Votre courrier sur la Palestine m’est bien parvenu. Je l’ai lu avec attention et tiens à vous en remercier chaleureusement. Comme vous le soulignez, une période lourde d’incertitudes s’ouvre au Proche-Orient, et la question que vous posez - celle de la reconnaissance de l’État palestinien - est légitime. Elle est également utile,· alors que la campagne présidentielle doit permettre un débat sur ce que veut la France, et ce que veut l’Europe, dans cette région où se jouent tant de nos intérêts.

« Le peuple palestinien est fondé à se doter d’un État » : votre phrase, je la fais mienne, et toute l’action poursuivie sous ce mandat a visé à sauvegarder et à conforter ce principe fondamental. Nous le savons : c’est la condition pour qu’Israël et la Palestine puissent vivre côte à côte, en paix, à l’intérieur de frontières sûres et reconnues. La France est profondément attachée à la sécurité d’Israël, et c’est aussi pour cette raison que nous soutenons la solution à deux États.

C’est pourquoi la France, quand tout avait failli, a relancé voici un an la mobilisation internationale. C’est la ténacité de notre pays, et les efforts inlassables du Ministre des Affaires étrangères Jean-Marc Ayrault, qui ont abouti à ce que 70 États et organisations internationales réaffirment solennellement à Paris, le 15 janvier dernier, leurs attentes mais aussi leur disponibilité à contribuer concrètement à la paix.

Par cet acte, c’est en réalité l’ensemble de la communauté internationale qui a pris date. Par cet acte, la France a respecté l’engagement que j’avais pris dans ma campagne, celui de « prendre des initiatives pour favoriser, par de nouvelles négociations, la paix et la sécurité entre Israël et la Palestine. »

La colonisation, vous le rappelez, est un péril pour la solution à deux États. Je l’ai moi-même souligné le 15 janvier. Au Conseil de sécurité, la France a voté le 23 décembre dernier la résolution 2334, qui a condamné la colonisation. C’était la première fois depuis 1980 que la communauté internationale portait, à travers le Conseil de sécurité, cette exigence. Là aussi la France a joué tout son rôle.

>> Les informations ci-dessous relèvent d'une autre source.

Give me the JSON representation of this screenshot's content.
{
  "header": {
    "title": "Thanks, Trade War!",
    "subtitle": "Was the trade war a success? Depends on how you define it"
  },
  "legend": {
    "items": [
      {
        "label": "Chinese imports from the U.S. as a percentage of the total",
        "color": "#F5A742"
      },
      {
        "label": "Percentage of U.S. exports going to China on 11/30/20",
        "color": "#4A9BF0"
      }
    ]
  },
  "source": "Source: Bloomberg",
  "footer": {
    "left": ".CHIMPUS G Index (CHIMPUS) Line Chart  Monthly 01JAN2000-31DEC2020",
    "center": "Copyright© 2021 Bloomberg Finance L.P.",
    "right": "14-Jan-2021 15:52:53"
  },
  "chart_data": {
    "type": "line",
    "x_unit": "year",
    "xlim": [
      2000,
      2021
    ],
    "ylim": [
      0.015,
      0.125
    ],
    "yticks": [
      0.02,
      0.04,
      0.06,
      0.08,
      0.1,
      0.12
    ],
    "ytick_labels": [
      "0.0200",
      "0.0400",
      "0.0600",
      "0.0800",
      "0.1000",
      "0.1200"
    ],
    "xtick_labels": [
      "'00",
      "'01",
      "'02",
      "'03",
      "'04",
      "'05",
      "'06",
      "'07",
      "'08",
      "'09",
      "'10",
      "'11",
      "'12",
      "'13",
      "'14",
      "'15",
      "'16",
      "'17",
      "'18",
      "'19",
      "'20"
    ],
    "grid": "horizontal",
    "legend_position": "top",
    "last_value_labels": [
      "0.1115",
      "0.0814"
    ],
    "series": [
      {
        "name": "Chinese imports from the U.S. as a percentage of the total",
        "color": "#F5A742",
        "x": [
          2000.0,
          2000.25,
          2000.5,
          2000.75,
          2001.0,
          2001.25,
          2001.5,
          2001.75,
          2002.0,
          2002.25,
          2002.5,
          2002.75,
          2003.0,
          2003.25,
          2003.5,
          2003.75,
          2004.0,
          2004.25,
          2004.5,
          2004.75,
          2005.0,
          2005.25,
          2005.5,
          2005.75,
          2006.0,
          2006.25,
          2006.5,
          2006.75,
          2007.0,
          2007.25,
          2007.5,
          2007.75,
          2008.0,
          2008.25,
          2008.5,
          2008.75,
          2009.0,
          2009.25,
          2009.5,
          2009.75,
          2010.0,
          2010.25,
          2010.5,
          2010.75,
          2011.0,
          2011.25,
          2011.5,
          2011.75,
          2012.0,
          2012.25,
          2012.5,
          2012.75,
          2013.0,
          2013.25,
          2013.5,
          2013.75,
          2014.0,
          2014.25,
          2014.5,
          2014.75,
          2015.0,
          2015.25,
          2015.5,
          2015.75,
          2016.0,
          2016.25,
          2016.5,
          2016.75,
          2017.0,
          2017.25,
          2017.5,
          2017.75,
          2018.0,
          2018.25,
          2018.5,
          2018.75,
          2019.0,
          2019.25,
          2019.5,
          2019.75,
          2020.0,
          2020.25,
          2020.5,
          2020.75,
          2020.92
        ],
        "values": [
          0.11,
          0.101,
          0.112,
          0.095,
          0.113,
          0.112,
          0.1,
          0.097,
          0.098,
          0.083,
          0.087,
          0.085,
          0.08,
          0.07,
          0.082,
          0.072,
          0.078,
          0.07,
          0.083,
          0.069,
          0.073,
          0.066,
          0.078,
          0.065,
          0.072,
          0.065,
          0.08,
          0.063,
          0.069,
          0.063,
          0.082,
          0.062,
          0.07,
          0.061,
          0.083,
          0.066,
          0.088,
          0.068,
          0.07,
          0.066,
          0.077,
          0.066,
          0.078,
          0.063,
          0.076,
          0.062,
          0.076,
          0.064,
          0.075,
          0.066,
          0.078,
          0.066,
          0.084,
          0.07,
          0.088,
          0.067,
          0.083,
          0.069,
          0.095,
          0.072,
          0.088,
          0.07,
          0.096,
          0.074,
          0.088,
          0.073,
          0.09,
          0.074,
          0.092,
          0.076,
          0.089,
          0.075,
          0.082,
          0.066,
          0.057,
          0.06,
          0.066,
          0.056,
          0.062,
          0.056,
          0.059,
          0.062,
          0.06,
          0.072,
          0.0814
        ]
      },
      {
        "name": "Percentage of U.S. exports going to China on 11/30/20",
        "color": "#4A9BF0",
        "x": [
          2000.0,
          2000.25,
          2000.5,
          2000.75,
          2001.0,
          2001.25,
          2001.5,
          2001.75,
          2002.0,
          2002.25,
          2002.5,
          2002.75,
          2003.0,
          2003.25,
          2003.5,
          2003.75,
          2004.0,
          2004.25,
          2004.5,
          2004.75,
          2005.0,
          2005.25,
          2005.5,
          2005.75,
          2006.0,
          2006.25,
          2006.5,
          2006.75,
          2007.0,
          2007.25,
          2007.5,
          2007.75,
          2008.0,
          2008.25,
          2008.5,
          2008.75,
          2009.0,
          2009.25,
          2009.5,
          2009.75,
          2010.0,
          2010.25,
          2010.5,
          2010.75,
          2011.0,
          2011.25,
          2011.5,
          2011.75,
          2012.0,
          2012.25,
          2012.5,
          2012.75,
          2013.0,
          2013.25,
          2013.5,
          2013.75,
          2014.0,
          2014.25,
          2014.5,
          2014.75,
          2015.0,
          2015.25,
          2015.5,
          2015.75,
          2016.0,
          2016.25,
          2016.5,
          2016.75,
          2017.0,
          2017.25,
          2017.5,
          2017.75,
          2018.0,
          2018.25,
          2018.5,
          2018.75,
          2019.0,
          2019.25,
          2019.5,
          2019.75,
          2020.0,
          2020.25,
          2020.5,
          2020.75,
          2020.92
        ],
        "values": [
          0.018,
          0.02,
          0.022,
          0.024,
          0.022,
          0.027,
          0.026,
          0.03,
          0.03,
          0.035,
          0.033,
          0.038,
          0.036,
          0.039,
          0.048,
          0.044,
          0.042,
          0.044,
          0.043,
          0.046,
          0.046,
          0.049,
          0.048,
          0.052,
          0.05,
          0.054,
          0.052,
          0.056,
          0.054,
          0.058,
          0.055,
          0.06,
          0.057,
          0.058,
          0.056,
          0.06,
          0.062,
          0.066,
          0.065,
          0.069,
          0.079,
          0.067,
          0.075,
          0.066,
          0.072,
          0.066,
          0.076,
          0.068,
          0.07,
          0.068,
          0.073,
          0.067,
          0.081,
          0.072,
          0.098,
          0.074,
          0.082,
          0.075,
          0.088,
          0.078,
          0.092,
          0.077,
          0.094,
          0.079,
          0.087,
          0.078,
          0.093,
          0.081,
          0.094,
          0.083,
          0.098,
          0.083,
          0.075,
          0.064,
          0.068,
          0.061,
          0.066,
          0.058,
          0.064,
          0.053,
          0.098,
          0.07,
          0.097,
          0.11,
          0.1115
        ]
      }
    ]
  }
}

Je m’étais également engagé à soutenir la reconnaissance internationale de l’État palestinien. C’est pourquoi la France a voté, le 29 novembre 2012, l’admission de la Palestine comme État non-membre observateur aux Nations Unies. C’est un premier pas, et il en faudra d’autres pour que la Palestine soit demain un État internationalement reconnu, à travers une négociation réussie avec Israël. Cependant une reconnaissance unilatérale de l’État palestinien par la France n’aurait pas aujourd’hui l’effet d’entraînement souhaité sur nos partenaires. La France restera prête à prendre ses responsabilités si la voie de la négociation et l’objectif des deux États devaient être abandonnés.

Je vous prie de bien vouloir agréer, Mesdames et Messieurs les parlementaires, l’expression de ma haute considération.